De financiële positie van NS komt extra onder druk vanwege de verhoging van de gebruikersvergoeding. Bent u bereid een onafhankelijk onderzoek in te stellen naar de effecten op de ontwikkeling van de dienstverlening en het reizigersvervoer vanwege deze verhoging?

Momenteel ben ik in gesprek met NS over de te verlenen vervoerconcessie. Daarbij wordt onder andere gekeken naar het te bieden bedieningsniveau, de kwaliteit van de dienstverlening, te realiseren efficiencyverbeteringen in de bedrijfsvoering en de financiële effecten (concessieprijs, tariefsrestricties, rendement) ervan. Dit zal in samenhang worden bezien. Bij de behandeling van de vervoerconcessie zal ik u uiteraard informeren over de afwegingen die in dat kader zijn gemaakt. Een onafhankelijk onderzoek hiernaar acht ik onnodig.


XNoot
1

Samenstelling:

Leden: Duivesteijn (PvdA), Dijksma (PvdA), Hofstra (VVD), ondervoorzitter, Timmermans (PvdA), Van Bommel (SP), Van der Staaij (SGP), Oplaat (VVD), Geluk (VVD), Ten Hoopen (CDA), voorzitter, Dijsselbloem (PvdA), Depla (PvdA), Van As (LPF), Van den Brand (GL), Duyvendak (GL), Koopmans (CDA), Gerkens (SP), Van Haersma Buma (CDA), Bruls (CDA), Van Lith (CDA), Van der Ham (D66), Haverkamp (CDA), Boelhouwer (PvdA), Dubbelboer (PvdA), De Krom (VVD), Hermans (LPF), Dezentjé Hamming-Bluemink (VVD) en Van Hijum (CDA).
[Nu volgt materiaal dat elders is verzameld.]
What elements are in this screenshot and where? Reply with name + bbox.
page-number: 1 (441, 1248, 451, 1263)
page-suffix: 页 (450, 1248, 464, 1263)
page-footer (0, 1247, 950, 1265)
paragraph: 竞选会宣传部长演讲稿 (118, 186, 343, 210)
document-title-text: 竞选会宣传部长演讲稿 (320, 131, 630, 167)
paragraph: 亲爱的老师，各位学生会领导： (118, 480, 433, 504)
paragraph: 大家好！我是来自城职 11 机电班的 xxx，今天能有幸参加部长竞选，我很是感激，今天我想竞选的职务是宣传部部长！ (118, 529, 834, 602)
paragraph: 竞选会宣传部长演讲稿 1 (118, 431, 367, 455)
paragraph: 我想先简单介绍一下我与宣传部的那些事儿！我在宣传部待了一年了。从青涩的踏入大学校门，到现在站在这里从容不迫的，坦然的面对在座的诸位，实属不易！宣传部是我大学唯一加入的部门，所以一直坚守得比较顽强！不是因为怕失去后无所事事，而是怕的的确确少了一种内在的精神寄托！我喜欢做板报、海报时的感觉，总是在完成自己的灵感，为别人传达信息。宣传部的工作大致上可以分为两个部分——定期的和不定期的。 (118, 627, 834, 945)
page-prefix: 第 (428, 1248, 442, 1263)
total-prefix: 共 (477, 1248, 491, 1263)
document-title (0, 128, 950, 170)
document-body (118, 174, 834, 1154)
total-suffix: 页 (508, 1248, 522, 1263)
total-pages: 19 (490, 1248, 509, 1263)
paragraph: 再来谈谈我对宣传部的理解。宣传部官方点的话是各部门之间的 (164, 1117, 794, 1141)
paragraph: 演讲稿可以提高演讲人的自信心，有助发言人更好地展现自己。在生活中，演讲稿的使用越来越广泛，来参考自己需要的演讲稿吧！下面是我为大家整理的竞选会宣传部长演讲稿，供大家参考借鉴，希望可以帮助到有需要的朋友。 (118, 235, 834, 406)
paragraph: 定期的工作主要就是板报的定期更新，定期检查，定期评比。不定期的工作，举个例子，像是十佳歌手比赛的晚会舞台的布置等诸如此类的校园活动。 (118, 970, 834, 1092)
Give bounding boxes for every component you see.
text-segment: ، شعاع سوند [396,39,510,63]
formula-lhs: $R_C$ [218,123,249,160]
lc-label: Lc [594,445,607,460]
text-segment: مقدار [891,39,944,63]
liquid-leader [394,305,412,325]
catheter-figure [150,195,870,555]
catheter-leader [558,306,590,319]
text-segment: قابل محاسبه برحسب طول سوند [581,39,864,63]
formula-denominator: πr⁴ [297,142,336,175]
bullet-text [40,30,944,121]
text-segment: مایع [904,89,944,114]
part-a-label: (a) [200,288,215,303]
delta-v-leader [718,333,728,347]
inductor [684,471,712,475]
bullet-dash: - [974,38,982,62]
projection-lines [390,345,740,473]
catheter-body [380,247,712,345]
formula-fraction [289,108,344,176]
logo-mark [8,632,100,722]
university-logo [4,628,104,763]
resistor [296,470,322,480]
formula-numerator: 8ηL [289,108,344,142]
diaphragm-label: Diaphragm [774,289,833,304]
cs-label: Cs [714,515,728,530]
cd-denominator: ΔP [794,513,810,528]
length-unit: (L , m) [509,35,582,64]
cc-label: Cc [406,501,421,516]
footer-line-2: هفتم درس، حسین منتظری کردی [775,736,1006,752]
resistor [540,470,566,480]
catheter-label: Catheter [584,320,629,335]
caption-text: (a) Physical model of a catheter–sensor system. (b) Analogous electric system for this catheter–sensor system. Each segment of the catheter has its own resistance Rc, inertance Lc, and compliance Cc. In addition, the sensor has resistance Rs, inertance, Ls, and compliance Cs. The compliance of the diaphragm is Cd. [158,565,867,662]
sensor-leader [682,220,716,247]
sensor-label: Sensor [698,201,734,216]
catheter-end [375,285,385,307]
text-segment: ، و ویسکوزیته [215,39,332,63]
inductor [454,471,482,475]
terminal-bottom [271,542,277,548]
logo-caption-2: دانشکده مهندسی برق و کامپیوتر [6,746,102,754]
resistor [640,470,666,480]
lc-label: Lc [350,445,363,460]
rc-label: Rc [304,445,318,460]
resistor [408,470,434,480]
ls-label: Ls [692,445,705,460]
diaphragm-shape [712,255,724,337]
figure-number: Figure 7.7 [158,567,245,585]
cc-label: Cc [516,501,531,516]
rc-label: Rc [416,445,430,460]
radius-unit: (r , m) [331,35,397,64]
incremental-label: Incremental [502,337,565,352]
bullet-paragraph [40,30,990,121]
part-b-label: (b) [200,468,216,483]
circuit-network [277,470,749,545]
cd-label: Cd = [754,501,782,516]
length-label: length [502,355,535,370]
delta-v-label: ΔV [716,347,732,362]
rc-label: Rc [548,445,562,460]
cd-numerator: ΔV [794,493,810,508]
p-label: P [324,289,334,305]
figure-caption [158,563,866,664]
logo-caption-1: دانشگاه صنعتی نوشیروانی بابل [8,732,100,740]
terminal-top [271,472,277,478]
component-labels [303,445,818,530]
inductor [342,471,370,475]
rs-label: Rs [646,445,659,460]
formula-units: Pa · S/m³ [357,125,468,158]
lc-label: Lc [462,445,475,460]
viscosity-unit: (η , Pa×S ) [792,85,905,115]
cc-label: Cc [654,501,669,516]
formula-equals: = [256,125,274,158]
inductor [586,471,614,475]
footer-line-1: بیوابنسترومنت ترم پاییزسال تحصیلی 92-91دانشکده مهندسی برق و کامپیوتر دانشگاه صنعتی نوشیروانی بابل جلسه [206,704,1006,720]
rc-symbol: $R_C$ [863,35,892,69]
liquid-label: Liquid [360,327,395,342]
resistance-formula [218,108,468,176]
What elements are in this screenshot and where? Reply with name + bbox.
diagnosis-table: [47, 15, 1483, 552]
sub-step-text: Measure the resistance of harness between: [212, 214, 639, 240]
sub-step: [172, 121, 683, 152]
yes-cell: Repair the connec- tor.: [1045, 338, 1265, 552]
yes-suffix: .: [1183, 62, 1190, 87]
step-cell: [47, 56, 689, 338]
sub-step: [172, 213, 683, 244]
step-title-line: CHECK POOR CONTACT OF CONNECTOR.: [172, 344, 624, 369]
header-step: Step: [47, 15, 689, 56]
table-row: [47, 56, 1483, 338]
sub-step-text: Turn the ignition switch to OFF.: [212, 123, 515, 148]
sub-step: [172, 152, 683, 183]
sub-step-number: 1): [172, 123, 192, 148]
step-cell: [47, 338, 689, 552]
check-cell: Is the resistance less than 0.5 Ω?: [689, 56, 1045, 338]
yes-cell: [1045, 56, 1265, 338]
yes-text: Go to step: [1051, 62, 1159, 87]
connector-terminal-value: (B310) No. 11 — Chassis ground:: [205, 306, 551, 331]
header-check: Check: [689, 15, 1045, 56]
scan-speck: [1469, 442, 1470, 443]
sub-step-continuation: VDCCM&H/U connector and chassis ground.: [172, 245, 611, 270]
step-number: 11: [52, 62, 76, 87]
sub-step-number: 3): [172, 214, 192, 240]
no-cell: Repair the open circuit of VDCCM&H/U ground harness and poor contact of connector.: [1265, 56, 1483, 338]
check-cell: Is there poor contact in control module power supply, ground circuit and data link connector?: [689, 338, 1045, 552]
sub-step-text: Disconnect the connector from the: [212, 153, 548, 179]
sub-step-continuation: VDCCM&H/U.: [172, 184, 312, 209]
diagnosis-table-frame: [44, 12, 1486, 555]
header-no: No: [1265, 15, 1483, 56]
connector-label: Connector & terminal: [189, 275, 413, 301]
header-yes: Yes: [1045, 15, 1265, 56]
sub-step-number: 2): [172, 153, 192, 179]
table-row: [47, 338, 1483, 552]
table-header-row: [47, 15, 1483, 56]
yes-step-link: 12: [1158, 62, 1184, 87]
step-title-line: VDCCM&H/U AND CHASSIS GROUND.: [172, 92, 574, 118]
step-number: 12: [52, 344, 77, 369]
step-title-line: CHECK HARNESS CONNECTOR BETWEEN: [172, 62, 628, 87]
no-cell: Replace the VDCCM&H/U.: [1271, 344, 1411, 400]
Plv. leden: Heemskerk (PvdA), Samsom (PvdA), Snijder-Hazelhoff (VVD), Smeets (PvdA), De Ruiter (SP), Slob (CU), De Grave (VVD), Szabó (VVD), Van Winsen (CDA), Van Dijken (PvdA), Waalkens (PvdA), Herben (LPF), Vos (GL), Halsema (GL), Buijs (CDA), Vergeer (SP), Jager (CDA), Mastwijk (CDA), Eurlings (CDA), Giskes (D66), De Pater-van der Meer (CDA), Van Dam (PvdA), Verdaas (PvdA), Van Beek (VVD), Van den Brink (LPF), Luchtenveld (VVD) en Hessels (CDA).